Badges are a simple, visible representation of accomplishment that can be earned through a variety of formal and informal learning environments. They can present a more nuanced picture of what an individual knows and can do. These competencies can then be demonstrated and marketed to employers, academic institutions and peer communities.
The winners — awarded grants ranging from $25,000 to $175,000 — demonstrate the wide range of approaches to, and uses for, digital badges and badge systems. They illustrate the potential of new technologies to improve academic achievement, economic opportunity and civic engagement. Thirty winners were selected from a pool of 91 finalists.
• The Disney-Pixar Wilderness Explorers Badge System engages youth in nature-based explorations, offering them a way to learn about and become advocates for wildlife and wild places.
• The Manufacturing Institute’s National Manufacturing Badge System will recognize the wide range of skills, competencies and achievements that students and workers need to be competitive in today’s Advanced Manufacturing workplace.
• NASA’s Robotics and Science, Technology, Engineering and Math (STEM) System will engage learners in exploring new STEM topics and will create a unique collection of digital badges for learners of all ages.
• The Young Adult Library Services Association’s Badge Program will help librarians develop the skills and knowledge they need in order to meet the needs of 21st Century teens.
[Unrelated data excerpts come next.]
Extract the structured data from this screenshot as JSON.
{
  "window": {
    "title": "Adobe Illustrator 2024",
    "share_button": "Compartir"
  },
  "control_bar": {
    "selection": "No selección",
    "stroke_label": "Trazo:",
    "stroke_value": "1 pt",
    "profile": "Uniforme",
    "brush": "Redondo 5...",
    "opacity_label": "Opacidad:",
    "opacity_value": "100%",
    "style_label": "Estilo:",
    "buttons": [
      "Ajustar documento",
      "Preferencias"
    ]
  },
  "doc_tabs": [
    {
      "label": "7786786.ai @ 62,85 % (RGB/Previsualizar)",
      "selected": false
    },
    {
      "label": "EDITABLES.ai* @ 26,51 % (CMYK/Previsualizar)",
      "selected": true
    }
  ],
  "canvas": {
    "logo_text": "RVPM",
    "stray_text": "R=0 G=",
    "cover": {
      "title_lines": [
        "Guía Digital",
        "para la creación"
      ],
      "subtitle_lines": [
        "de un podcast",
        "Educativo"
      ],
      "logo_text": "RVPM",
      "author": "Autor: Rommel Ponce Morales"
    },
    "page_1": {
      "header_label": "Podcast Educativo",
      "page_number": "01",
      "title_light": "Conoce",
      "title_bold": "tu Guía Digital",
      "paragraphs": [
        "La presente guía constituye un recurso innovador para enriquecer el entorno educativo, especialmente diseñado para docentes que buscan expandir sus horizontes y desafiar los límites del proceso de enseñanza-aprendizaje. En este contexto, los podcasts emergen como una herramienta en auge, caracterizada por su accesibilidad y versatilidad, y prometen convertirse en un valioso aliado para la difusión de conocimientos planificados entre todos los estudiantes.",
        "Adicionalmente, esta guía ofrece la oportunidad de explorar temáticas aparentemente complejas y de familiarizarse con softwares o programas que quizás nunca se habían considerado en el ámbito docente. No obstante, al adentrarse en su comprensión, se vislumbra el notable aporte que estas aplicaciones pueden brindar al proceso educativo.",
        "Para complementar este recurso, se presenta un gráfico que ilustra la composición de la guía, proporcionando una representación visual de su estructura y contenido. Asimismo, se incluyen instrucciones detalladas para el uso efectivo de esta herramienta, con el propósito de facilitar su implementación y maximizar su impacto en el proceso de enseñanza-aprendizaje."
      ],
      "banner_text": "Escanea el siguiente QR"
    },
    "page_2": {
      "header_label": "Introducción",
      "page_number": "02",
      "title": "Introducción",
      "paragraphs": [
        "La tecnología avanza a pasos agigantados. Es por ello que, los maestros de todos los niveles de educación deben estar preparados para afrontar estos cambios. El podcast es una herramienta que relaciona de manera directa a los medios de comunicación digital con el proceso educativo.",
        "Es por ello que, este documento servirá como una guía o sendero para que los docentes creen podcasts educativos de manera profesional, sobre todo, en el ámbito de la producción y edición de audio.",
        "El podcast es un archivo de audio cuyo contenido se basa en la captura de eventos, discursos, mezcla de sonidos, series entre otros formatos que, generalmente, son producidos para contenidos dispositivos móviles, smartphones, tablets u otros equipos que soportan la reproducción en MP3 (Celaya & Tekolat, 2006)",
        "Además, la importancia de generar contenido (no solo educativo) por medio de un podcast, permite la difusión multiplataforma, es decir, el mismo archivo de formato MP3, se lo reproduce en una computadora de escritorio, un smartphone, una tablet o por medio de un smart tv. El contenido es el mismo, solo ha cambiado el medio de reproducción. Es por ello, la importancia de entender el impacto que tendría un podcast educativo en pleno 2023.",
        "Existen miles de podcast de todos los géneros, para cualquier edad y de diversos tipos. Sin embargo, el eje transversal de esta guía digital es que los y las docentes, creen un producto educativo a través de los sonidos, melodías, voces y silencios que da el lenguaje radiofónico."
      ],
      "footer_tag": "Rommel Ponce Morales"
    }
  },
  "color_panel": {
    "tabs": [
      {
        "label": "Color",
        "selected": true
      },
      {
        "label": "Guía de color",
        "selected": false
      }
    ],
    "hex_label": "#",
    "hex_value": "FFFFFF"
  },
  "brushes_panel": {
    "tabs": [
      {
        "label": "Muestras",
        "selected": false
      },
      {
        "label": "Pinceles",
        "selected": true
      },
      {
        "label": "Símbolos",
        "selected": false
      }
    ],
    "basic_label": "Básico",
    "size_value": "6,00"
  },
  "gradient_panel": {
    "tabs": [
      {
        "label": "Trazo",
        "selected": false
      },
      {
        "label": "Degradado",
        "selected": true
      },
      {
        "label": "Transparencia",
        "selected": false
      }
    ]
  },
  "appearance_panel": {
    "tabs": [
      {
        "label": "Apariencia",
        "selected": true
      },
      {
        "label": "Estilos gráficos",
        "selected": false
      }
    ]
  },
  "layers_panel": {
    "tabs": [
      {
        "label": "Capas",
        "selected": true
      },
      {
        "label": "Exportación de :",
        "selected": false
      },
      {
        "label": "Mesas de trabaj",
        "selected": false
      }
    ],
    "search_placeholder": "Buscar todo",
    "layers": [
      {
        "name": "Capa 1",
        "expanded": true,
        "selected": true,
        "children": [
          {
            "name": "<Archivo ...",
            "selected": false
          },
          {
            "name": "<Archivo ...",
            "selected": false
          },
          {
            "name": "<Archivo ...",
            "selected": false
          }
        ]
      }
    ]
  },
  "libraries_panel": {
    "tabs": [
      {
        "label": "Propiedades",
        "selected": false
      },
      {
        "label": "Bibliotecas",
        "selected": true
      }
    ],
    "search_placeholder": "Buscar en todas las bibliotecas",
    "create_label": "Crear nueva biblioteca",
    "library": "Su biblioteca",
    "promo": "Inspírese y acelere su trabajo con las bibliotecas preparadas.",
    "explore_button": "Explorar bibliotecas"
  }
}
To accelerate and support the creation of a badge ecosystem, Mozilla is currently developing an open source platform that will offer a “digital badge backpack” for learners to collect and display their badge credentials from youth through adulthood. The platform, called the Open Badge Infrastructure, was inaugurated in September to coincide with the competition’s launch.
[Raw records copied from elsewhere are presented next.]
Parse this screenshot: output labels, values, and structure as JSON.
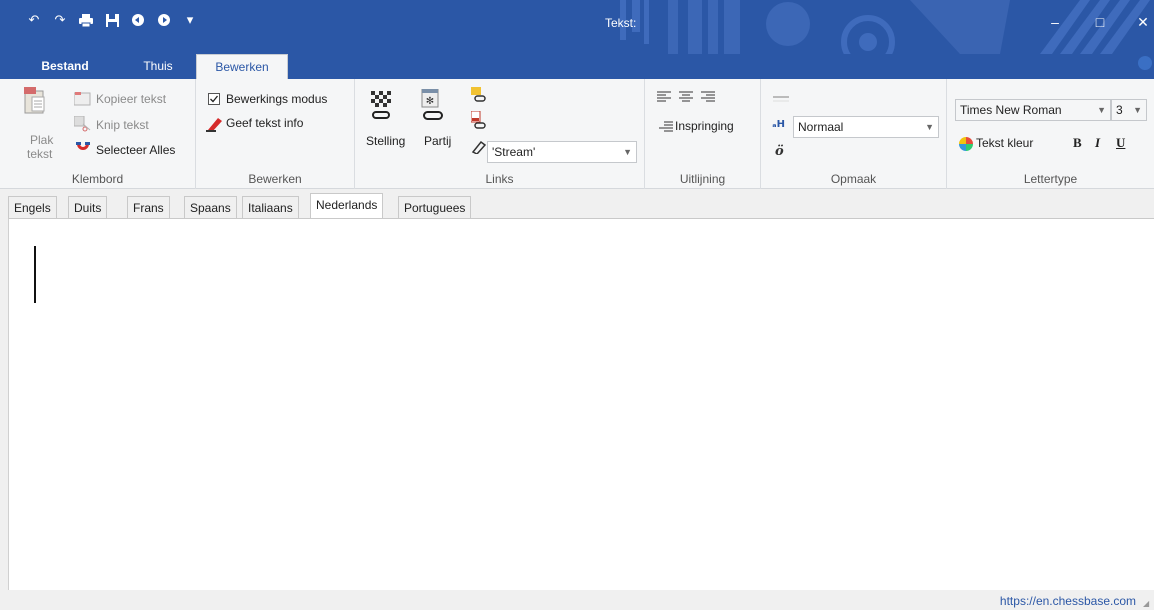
{
  "window": {
    "title": "Tekst:",
    "controls": {
      "minimize": "‒",
      "maximize": "□",
      "close": "✕"
    }
  },
  "quick_access": [
    {
      "icon": "undo-icon",
      "glyph": "↶"
    },
    {
      "icon": "redo-icon",
      "glyph": "↷"
    },
    {
      "icon": "print-icon",
      "glyph": "🖶"
    },
    {
      "icon": "save-icon",
      "glyph": "▪"
    },
    {
      "icon": "back-icon",
      "glyph": "◐"
    },
    {
      "icon": "forward-icon",
      "glyph": "◑"
    },
    {
      "icon": "customize-dropdown-icon",
      "glyph": "▾"
    }
  ],
  "ribbon_tabs": {
    "file": "Bestand",
    "home": "Thuis",
    "edit": "Bewerken"
  },
  "groups": {
    "clipboard": {
      "label": "Klembord",
      "paste": "Plak tekst",
      "paste_line1": "Plak",
      "paste_line2": "tekst",
      "copy": "Kopieer tekst",
      "cut": "Knip tekst",
      "select_all": "Selecteer Alles"
    },
    "edit": {
      "label": "Bewerken",
      "edit_mode": "Bewerkings modus",
      "text_info": "Geef tekst info"
    },
    "links": {
      "label": "Links",
      "position": "Stelling",
      "game": "Partij",
      "stream_value": "'Stream'"
    },
    "alignment": {
      "label": "Uitlijning",
      "indent": "Inspringing"
    },
    "format": {
      "label": "Opmaak",
      "style_value": "Normaal"
    },
    "font": {
      "label": "Lettertype",
      "font_name": "Times New Roman",
      "font_size": "3",
      "text_color": "Tekst kleur",
      "bold": "B",
      "italic": "I",
      "underline": "U"
    }
  },
  "doc_tabs": [
    "Engels",
    "Duits",
    "Frans",
    "Spaans",
    "Italiaans",
    "Nederlands",
    "Portuguees"
  ],
  "active_doc_tab": "Nederlands",
  "status": {
    "link": "https://en.chessbase.com"
  },
  "colors": {
    "accent": "#2b57a6",
    "ribbon_bg": "#f5f6f7"
  }
}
In conjunction with the Badges for Lifelong Learning Competition, Badges for Vets — sponsored jointly by the Department of Veterans Affairs and the Departments of Education, Energy and Labor — awards were granted to three badge systems that aim to help veterans translate their military skills into civilian jobs or to receive advance credit in higher education.
Applicants were also invited to propose badging systems not only for learning content, but also for teacher learning and feedback. The four winners of the Teacher and Project Mastery Competitions, supported by the Bill & Melinda Gates Foundation, were granted awards of varying amounts to develop their proposed badging system.
This announcement concludes the final stage in the three-stage competition. The badge systems awarded were judged on their overall technical and pedagogical quality, the effectiveness of the badges’ assessment process, the system’s aesthetic and design quality and the likelihood of acceptance and adoption by learners, institutions, employers and the general public.
Winners will have one year to complete their work. Throughout the year, awardees and other applicants will receive ongoing support and training and will work together to form a robust community that will focus on developing and testing a thriving badge ecosystem.